Despite Nielsen’s recent report that viewers are watching more TV than ever, overall viewing levels declined 1 percent, thanks to a 9 percent drop for basic cable.

The new season is, I think, much better than the old, and I agree that the networks are fighting back. This can only help the industry, and we should be telling this story to advertisers with smiles on our faces.

But where these stories lead us into denial or keep us from moving into the Media 2.0 disruption, they are a net liability to an industry that must change or risk irrelevancy in the not-too-distant future.


  1. themanhattanchannel says

    the numbers in the lex/nex piece are somewhat misleading, add up the percentages and it totals 160%.


  2. themanhattanchannel says

    btw- 18–24 year olds were not part of the survey, why?

    might that have skewed the results a bit?

    sell your ads based on a healthy mix of young affluent buyers, but base your viewership loyalty numbers on a group that excludes them.


  3. This is such crap. I don’t OWN a TV — that’s how little regard I have for the idiot box — but if some MAJOR breaking news hit my area or possibly affected my life, of course I’d turn on the nearest one. For example, a good friend of mine practically lives on airplanes. If I’m sitting at my desk and get a breaking news e‑mail about a hijacking, of COURSE I’ll go find the nearest TV and turn it on. DUH. Same with weather — if the tornado sirens go off, I get my battery powered radio and tune it to the station that does a simulcast of the local TV weather assholes. Why? The power might go off, that’s why. So there you go — I’d have been counted in the “positive” numbers in that asinine survey for broadcast. How stupid.

  4. Terry,

    thanks for pointing out how the Ad Age piece is opinion…a disturbing trend (I guess we’d call it) is how (supposedly) trusted mainstream is now starting to push out more op-type stuff as articles/news stories rather than simply, obviously, stating their true intention. I’ve heard the strategy described as MSM’s desires to reach
    “the people” by giving them what they want…

    Odd thing is, people don’t mind reading each other’s opinions (on blogs) but I don’t think “people” are all that interested in reading only opinion from those who are considered professionals in MSM. There is, among “people” the sense that MSM is to give us something to discuss among ourselves–not that they’re supposed to start the discussion with their own opnions.

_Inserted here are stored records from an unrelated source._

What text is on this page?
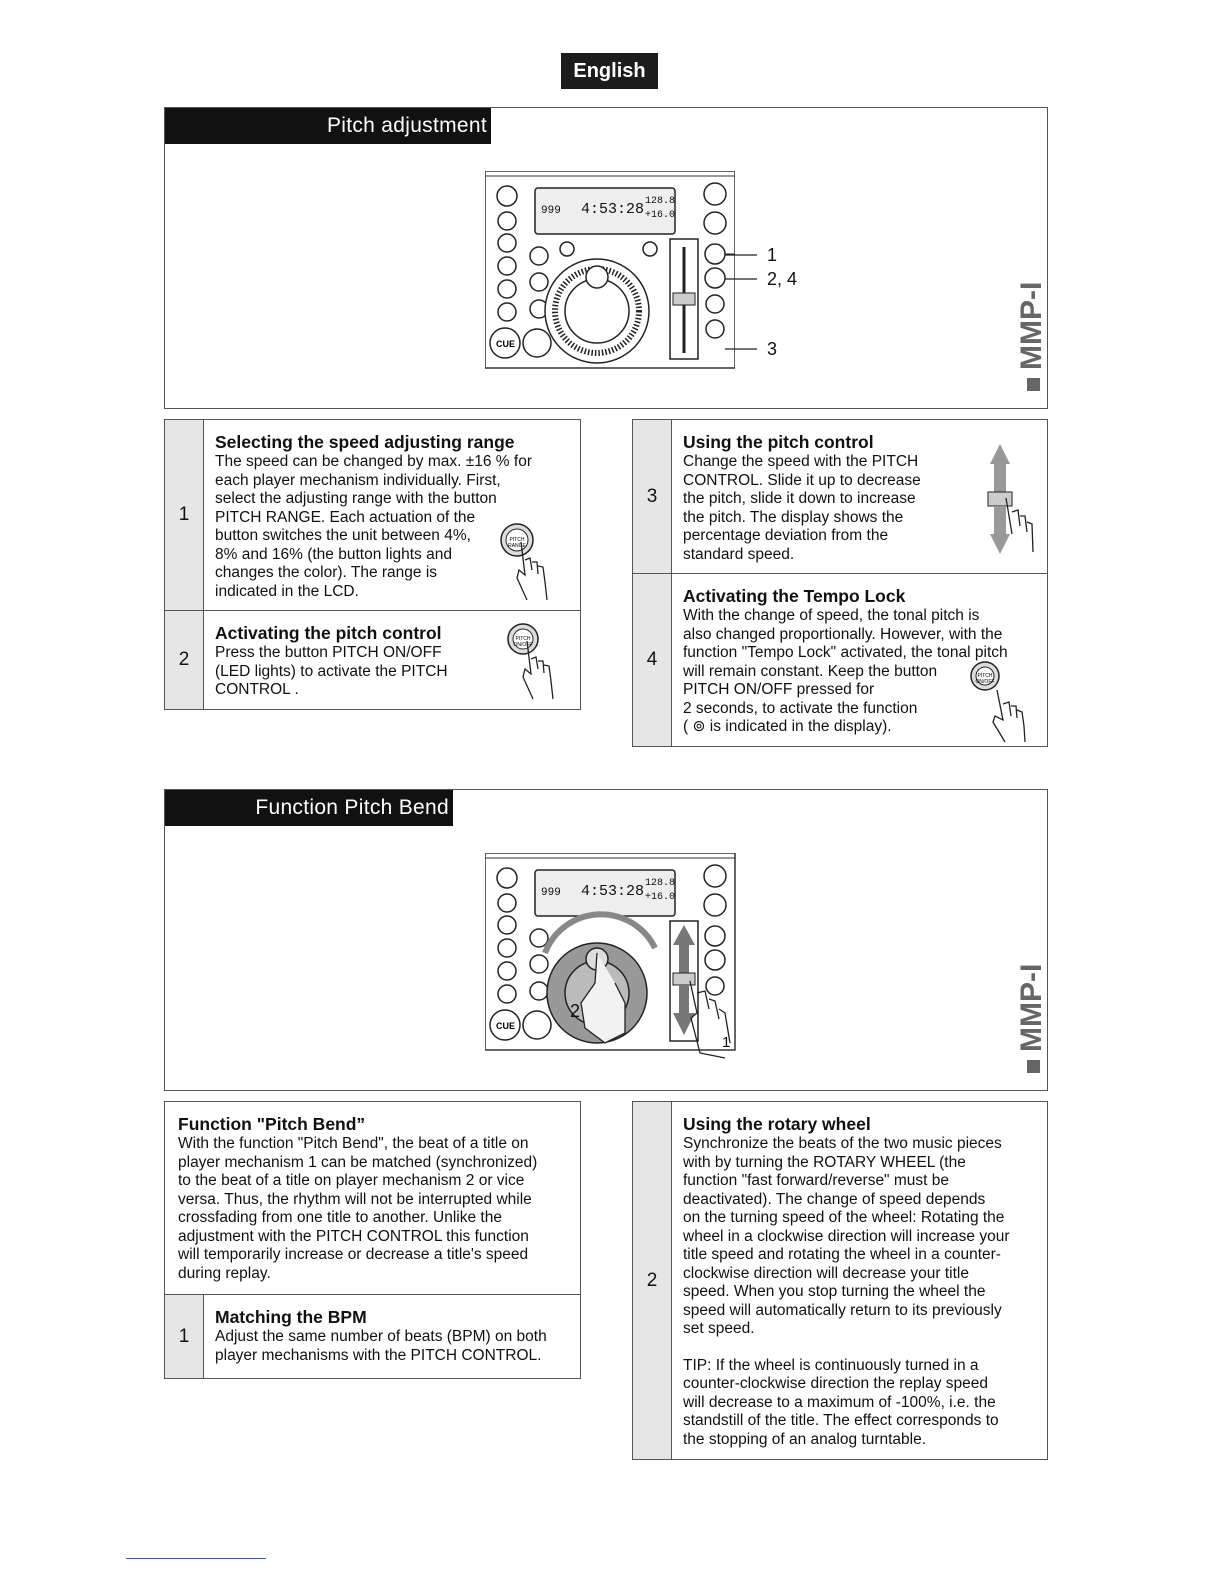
English
Pitch adjustment
999 4:53:28 128.8
+16.0
CUE
1
2, 4
3	MMP-I
1
Selecting the speed adjusting range
The speed can be changed by max. ±16 % for
each player mechanism individually. First,
select the adjusting range with the button
PITCH RANGE. Each actuation of the
button switches the unit between 4%,
8% and 16% (the button lights and
changes the color). The range is
indicated in the LCD.
PITCH
RANGE
2
Activating the pitch control
Press the button PITCH ON/OFF
(LED lights) to activate the PITCH
CONTROL .
PITCH
ON/OFF
3
Using the pitch control
Change the speed with the PITCH
CONTROL. Slide it up to decrease
the pitch, slide it down to increase
the pitch. The display shows the
percentage deviation from the
standard speed.
4
Activating the Tempo Lock
With the change of speed, the tonal pitch is
also changed proportionally. However, with the
function "Tempo Lock" activated, the tonal pitch
will remain constant. Keep the button
PITCH ON/OFF pressed for
2 seconds, to activate the function
( ⊚ is indicated in the display).
PITCH
ON/OFF
Function Pitch Bend
999 4:53:28 128.8
+16.0
CUE
2
1	MMP-I
Function "Pitch Bend”
With the function "Pitch Bend", the beat of a title on
player mechanism 1 can be matched (synchronized)
to the beat of a title on player mechanism 2 or vice
versa. Thus, the rhythm will not be interrupted while
crossfading from one title to another. Unlike the
adjustment with the PITCH CONTROL this function
will temporarily increase or decrease a title's speed
during replay.
1
Matching the BPM
Adjust the same number of beats (BPM) on both
player mechanisms with the PITCH CONTROL.
2
Using the rotary wheel
Synchronize the beats of the two music pieces
with by turning the ROTARY WHEEL (the
function "fast forward/reverse" must be
deactivated). The change of speed depends
on the turning speed of the wheel: Rotating the
wheel in a clockwise direction will increase your
title speed and rotating the wheel in a counter-
clockwise direction will decrease your title
speed. When you stop turning the wheel the
speed will automatically return to its previously
set speed.
TIP: If the wheel is continuously turned in a
counter-clockwise direction the replay speed
will decrease to a maximum of -100%, i.e. the
standstill of the title. The effect corresponds to
the stopping of an analog turntable.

    It’s a totall mis-understanding of what blogging’s about, as well as a bad strategy on the part of MSM to more eyeballs (eyeballs=money)

  5. So “marketers” are throwing more money at the medium and 30-second spot prices are reaching some of the highest level of all time.…
    Are these the best and the brightest in the media world? Really? Of course the fall season is a great place to advertise. But what lunacy is allowing these “marketers” to be sold on higher rates and more dollars? Imagine the ROI if, as Jeff Jarvis suggests, these “experts” invested their client’s money in what television could become?